1995 – 2002: Pierce Brosnan’s performance as 007 saw a big shift of Bond’s style to a minimalist classic look. Brosnan donned uber-smooth Italian designer suits, leather jackets, knee length overcoats and all black ensembles.
2006 – 2015: Daniel Craig brought the danger and seductive rawness to the screen in 2006, redefining James Bond for the 21st Century. The brooding Bond today dresses in outstandingly fitting Brioni, Tom Hard suits and solo button tuxedos, maintaining the characteristic elegance. We see mix of tuxedos, from black in ‘Casino Royale’ to midnight blue in ‘The Quantum of Solace’ to lighter shades in ‘Skyfall’ as well as the legendary white tux, which makes a resurgence in ‘Spectre’. The seductive white braces with black bow tie and cufflinks added to the X-Factor and gave the new age Bond a debonair look.

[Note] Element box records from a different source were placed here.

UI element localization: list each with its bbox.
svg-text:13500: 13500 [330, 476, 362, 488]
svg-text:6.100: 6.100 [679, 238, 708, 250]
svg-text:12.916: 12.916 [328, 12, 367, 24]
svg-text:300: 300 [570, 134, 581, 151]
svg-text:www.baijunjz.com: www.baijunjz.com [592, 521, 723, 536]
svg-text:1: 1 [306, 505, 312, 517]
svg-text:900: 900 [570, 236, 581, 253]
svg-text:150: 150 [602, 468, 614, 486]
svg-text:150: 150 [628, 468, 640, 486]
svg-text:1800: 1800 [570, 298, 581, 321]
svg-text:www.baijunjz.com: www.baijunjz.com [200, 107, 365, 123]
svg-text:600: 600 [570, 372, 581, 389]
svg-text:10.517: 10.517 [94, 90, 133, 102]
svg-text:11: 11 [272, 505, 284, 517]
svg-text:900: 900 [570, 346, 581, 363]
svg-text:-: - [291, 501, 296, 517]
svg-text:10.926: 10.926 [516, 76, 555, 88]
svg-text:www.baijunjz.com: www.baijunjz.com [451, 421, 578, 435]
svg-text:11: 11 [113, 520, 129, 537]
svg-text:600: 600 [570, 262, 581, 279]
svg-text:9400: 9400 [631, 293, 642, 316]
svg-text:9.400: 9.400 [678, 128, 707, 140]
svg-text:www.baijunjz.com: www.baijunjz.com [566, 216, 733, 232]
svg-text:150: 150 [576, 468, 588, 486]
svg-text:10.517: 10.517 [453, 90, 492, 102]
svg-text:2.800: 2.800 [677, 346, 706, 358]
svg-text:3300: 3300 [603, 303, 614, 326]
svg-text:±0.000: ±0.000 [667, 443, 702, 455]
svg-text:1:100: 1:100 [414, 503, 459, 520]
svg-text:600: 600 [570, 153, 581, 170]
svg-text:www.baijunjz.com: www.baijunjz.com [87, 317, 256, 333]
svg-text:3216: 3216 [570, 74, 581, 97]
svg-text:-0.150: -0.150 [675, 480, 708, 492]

Bond’s style and sophistication has developed and been refined many times over the years. For today’s modern man trying to achieve such an iconic look, co-founder of InStitchu James Wakefield says it can be done by taking a few simple lessons from the Bond’s style icons.
“Pay attention to the details and put a great emphasis on the fabric. Try to keep it plain and limit colours to charcoal grey, black and navy all of which will ensure you cut a smart figure. Remember, modern Bond only wears single-breasted suits and always keeps the button fastened, so you should too.
“When it comes to shirts, go for pale blues, plain whites and pale cream hues. Shirt cuffs are also an important component if you are trying to emulate the Bond look, and if it’s a black tie occasion, a single-breasted tuxedo either with peaked lapels or a shawl lapel will ensure you look the part.
“And finally but most importantly, remember, it’s shaken not stirred.”